I’m going to miss ol’ Tom Watson.

To be more precise, I’ll miss the statue of the early 20th century Georgia populist that for years has welcomed visitors approaching the front steps of the Georgia Capitol. As the AJC reported this week, Watson’s statue will be removed during upcoming renovations and will not be returned afterward to its longtime place of honor. The official explanation is cost, but the more likely reason is that Watson had become an embarrassment.

That’s too bad, because embarrassment can be a useful thing.

While the statue had been placed there as an honor to Watson, in my own mind at least it had evolved into something else entirely. To anyone who knew Watson’s story, it served as an eloquent warning about the corrupting hunger for power, and as a reminder of the human susceptibility to the demagogue’s tricks. Those are valuable lessons for every person conducting business under the Gold Dome.

When I moved to Georgia almost a quarter century ago, the highly theatrical Watson statue had made me curious. Who was this man, standing with left hand raised high in an angry fist about to come thundering down? What was Georgia telling the world about itself by putting him in such a highly symbolic place?

“Honor’s path he trod,” an engraving on the statue base told me. “A champion of right who never faltered in the cause.”

With some research, I discovered that early in his career, Watson had championed what today would seem like an odd mix of Tea Party and MoveOn ideology, and had done so with extraordinary eloquence. The federal government, he complained, “was the most extravagant Government the world ever saw, and getting more so every year,” while “these Corporations are the Feudal Barons of this Century. Their Directors live in lordly Palaces and Castles, Their Yachts are on the sea; their Parlor Cars on the rails. They spread feasts that would feed a starving factory town.”

Over time, though, Watson found other approaches to win public approval and influence. It’s always important not to judge those of an earlier era by the standards of our own, but even by the standards of the American South a century ago, Watson’s demagoguery was vicious, racist and violent.

He was a strong supporter of lynching as a legitimate means of keeping the black and the Jew in his place, and played a critical role in inciting the infamous lynching of Leo Frank. “There is no difference, fundamentally, between a lynching and a more formal, legalized form of homicide,” Watson wrote at the time, arguing that after all, a court-sanctioned execution after a guilty verdict and a lynching are both acts of community will.
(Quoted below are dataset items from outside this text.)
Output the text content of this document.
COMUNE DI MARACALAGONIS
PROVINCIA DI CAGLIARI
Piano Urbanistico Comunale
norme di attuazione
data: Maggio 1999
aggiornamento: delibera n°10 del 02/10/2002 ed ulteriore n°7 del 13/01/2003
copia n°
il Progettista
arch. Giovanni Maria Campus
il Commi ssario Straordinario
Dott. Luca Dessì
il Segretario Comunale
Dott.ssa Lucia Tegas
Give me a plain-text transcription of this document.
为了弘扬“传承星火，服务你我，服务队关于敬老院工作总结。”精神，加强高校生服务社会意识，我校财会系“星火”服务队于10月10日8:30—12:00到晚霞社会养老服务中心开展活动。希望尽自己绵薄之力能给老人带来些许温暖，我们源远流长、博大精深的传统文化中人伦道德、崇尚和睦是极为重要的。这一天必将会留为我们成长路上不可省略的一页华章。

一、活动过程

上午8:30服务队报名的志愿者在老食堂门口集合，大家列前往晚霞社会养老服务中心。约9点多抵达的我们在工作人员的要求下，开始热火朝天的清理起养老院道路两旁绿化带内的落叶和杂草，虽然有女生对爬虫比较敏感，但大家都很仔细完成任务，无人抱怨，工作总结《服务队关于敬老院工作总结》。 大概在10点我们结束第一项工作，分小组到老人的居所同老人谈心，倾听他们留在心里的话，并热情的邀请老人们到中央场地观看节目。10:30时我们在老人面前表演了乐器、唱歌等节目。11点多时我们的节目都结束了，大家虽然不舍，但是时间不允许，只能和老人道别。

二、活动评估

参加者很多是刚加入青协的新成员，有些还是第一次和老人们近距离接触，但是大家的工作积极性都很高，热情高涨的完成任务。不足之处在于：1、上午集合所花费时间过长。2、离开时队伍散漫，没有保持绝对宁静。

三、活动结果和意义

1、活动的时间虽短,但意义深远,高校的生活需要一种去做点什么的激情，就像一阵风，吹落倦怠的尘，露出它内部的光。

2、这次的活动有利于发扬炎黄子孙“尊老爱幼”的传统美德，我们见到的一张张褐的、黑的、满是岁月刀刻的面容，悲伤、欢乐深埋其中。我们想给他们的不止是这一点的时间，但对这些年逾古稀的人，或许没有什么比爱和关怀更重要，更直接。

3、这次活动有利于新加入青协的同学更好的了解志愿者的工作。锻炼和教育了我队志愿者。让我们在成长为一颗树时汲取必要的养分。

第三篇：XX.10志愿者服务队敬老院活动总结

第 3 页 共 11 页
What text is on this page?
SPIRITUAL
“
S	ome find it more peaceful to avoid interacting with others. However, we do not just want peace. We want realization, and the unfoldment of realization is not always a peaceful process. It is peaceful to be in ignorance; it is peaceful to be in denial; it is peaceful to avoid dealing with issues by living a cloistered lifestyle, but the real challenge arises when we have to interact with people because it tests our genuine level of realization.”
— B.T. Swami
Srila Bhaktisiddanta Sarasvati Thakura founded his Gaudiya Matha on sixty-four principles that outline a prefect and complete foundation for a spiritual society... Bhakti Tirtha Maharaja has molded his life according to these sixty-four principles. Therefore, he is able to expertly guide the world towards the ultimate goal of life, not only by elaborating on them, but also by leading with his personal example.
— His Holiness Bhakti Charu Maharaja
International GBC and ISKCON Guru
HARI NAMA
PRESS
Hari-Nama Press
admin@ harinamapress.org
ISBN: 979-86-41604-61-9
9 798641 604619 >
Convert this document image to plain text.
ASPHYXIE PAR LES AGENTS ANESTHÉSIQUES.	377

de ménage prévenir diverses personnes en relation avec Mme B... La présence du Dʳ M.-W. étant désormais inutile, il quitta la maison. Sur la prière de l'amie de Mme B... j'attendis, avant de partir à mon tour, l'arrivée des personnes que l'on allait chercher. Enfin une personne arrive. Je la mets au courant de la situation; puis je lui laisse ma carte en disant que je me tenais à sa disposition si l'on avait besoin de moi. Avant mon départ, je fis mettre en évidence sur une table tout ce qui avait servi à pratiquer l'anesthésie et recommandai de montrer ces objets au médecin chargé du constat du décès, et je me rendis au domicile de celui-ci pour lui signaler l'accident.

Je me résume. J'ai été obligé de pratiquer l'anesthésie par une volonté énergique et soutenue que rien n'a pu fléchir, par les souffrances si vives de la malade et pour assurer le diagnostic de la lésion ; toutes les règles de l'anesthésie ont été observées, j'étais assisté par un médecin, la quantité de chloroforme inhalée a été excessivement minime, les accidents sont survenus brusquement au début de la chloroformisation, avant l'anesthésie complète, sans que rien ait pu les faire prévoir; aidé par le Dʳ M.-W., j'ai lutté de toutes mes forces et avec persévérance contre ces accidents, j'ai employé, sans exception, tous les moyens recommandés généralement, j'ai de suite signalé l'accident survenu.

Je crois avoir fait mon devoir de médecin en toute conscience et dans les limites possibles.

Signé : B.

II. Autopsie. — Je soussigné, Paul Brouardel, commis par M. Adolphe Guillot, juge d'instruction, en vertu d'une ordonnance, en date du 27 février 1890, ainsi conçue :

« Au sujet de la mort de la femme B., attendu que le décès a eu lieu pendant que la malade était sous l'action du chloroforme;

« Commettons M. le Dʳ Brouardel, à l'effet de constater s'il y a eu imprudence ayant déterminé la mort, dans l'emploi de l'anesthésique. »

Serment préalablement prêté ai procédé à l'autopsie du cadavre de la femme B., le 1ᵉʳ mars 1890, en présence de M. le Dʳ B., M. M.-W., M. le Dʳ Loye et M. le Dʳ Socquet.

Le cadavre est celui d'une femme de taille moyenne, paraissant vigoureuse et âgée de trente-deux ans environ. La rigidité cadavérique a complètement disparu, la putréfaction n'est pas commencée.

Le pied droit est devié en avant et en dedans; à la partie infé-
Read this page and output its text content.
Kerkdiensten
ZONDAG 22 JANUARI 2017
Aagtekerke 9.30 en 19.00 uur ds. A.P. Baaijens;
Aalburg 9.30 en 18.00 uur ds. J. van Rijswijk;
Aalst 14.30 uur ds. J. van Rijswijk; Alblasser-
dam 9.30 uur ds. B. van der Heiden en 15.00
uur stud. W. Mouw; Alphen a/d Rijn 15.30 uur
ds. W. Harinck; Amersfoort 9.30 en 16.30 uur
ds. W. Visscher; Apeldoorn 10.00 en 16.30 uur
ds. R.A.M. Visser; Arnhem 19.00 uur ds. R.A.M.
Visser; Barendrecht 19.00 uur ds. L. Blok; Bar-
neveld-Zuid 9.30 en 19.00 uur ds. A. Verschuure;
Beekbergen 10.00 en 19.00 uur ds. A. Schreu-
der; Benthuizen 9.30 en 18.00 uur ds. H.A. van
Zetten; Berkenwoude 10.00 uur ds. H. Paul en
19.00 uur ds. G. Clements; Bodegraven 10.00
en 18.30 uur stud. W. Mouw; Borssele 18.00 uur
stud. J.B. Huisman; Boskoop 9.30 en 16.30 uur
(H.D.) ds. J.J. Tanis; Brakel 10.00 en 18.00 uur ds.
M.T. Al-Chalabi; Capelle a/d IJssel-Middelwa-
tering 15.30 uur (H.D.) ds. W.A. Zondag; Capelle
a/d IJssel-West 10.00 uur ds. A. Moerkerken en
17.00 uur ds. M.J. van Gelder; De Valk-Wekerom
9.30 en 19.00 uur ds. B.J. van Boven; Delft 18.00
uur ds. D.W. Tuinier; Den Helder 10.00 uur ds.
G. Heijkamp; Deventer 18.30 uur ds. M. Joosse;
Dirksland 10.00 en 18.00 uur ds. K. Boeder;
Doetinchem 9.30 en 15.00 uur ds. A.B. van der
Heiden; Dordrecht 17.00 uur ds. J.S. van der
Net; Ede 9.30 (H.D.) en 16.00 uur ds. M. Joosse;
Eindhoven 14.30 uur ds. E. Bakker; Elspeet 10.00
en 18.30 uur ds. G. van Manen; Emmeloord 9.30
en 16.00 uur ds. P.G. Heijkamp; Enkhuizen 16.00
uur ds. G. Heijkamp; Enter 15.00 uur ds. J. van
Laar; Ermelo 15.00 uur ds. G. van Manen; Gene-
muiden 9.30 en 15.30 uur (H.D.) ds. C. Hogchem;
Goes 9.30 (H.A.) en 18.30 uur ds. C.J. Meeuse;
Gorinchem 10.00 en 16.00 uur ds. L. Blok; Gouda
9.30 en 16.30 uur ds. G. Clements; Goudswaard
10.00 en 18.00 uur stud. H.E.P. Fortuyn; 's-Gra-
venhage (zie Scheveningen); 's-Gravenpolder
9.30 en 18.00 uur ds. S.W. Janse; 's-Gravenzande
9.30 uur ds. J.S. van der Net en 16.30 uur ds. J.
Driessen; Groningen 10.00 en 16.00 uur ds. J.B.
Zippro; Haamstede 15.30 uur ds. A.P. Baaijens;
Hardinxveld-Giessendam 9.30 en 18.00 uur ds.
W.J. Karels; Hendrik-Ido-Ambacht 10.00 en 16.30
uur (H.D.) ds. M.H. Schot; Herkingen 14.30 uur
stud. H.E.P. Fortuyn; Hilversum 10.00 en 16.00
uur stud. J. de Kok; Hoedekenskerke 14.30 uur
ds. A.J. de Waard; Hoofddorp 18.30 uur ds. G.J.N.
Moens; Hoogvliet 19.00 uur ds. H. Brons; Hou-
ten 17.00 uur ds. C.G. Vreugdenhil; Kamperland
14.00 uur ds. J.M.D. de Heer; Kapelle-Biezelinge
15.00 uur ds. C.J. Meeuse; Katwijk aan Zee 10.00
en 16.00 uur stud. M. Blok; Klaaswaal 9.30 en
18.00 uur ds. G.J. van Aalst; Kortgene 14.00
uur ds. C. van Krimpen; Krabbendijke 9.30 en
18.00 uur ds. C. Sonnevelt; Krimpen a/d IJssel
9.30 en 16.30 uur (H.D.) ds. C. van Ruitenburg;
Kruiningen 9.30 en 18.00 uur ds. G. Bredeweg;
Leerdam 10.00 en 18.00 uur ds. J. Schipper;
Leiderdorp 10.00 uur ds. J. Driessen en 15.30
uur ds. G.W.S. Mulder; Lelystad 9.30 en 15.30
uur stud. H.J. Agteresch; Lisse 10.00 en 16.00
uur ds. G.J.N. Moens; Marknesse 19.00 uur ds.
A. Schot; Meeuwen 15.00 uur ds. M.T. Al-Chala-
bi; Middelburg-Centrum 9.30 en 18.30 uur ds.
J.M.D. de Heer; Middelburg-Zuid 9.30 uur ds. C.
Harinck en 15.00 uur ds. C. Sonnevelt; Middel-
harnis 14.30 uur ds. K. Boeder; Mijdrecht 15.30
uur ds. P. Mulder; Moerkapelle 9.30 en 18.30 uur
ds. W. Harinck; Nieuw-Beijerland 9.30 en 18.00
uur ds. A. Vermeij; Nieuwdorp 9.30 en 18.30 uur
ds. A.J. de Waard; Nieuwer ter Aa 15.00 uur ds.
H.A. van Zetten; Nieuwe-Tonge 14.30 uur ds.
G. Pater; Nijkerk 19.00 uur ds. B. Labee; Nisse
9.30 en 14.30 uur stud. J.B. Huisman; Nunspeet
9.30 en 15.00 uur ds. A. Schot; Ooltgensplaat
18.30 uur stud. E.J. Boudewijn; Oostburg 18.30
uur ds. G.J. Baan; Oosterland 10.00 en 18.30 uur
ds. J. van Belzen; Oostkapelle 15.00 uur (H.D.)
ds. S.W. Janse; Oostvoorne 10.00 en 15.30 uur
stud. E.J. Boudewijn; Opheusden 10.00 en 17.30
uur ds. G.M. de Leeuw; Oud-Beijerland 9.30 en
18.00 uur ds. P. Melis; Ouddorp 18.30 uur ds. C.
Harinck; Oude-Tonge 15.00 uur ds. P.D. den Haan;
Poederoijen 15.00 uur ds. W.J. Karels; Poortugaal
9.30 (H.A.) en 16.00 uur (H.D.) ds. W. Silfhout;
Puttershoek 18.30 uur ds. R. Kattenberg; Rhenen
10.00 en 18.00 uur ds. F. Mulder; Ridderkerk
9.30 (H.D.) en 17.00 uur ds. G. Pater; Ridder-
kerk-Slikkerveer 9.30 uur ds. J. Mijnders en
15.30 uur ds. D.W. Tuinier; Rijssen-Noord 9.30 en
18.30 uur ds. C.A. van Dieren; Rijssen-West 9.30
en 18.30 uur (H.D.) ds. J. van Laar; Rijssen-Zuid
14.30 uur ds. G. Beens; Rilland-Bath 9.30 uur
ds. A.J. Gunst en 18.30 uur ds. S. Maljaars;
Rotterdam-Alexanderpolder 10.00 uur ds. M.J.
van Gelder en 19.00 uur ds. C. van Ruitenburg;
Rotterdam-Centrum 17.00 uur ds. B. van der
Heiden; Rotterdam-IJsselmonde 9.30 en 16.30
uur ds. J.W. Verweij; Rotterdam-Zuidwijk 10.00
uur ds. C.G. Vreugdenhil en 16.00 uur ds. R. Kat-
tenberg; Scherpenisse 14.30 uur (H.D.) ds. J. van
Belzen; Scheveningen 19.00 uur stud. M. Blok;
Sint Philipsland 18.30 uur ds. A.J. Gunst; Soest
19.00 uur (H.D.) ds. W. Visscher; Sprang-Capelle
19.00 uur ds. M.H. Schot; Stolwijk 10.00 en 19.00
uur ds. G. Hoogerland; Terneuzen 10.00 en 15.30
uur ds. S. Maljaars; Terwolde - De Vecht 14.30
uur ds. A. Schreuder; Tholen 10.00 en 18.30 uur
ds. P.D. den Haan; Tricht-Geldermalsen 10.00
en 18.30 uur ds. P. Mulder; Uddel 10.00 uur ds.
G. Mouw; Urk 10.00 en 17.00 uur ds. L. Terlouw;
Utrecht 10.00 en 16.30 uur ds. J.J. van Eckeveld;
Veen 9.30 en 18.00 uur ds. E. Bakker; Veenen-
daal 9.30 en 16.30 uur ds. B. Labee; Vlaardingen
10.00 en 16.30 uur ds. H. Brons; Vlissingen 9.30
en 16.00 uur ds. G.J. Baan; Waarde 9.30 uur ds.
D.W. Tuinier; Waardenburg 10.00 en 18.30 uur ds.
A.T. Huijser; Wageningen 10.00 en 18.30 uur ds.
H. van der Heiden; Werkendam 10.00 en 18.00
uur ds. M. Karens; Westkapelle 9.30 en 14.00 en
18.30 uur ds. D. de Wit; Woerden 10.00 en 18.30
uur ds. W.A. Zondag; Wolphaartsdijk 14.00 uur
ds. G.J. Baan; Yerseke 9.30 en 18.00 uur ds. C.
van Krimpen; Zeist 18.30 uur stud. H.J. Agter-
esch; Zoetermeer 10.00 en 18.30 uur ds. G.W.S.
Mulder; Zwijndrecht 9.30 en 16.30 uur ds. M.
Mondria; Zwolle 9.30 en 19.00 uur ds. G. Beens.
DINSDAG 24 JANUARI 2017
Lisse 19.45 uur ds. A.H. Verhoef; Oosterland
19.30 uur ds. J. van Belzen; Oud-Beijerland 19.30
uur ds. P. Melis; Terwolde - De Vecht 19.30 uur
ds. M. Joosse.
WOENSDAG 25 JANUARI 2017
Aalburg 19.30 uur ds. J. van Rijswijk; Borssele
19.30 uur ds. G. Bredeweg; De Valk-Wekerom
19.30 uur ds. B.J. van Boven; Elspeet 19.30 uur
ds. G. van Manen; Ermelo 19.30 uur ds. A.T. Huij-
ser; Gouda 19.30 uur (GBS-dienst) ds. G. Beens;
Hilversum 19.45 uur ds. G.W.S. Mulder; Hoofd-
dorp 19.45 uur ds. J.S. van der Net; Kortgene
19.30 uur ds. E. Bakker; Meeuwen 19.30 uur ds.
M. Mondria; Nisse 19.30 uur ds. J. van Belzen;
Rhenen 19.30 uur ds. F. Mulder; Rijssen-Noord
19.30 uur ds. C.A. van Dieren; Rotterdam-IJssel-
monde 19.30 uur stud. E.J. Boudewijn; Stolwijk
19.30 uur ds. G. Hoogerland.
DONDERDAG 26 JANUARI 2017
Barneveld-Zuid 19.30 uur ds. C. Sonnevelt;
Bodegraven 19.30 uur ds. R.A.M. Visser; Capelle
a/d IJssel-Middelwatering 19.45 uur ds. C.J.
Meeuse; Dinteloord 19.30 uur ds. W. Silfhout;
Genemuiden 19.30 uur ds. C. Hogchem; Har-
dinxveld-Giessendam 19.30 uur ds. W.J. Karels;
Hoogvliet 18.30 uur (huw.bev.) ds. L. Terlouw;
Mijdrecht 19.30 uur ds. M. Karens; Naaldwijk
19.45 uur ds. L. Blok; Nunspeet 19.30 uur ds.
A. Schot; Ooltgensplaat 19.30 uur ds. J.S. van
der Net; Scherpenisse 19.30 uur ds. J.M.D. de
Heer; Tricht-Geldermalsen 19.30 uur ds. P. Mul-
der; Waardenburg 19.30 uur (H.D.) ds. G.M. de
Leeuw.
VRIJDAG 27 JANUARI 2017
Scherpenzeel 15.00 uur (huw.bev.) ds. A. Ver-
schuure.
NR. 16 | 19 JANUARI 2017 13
He objected to having to allow the Catholic Knights of Columbus to parade, angered as “a gang of lazy, stall-fed, indecently dressed men — calling themselves priests — go prancing through the streets behind a little piece of bread which they say is God.” A black person is “an inferior being: is not any more our brother than the apes are, and we don’t intend that he shall ever live on a footing of equality with us,” he wrote. “In the South, we have to lynch him occasionally, and flog him now and then, to keep him from blaspheming the Almighty, by his conduct, on account of his smell and his color.”

In that later incarnation as a race-baiting demagogue, Watson gained great political prominence and was elected to the U.S. Senate. So it’s no surprise that black and Jewish leaders in Georgia have welcomed the decision to move Watson’s statue to a much less conspicuous place.

Again, I understand that sentiment as well as the decision itself. However, it teaches us something when a statue that was initially placed to honor a man of great achievement becomes, over time, a caution against those who would use race and religion to divide us. There are still those among us who would use those same tactics to advance themselves and their careers, just as there are still those who would respond to it.

Basic human nature hasn’t changed, and neither has our history. We should never be quick to remove relics of our past just because they make us uncomfortable. The fact that they make us uncomfortable is often part of the reason that they should stay.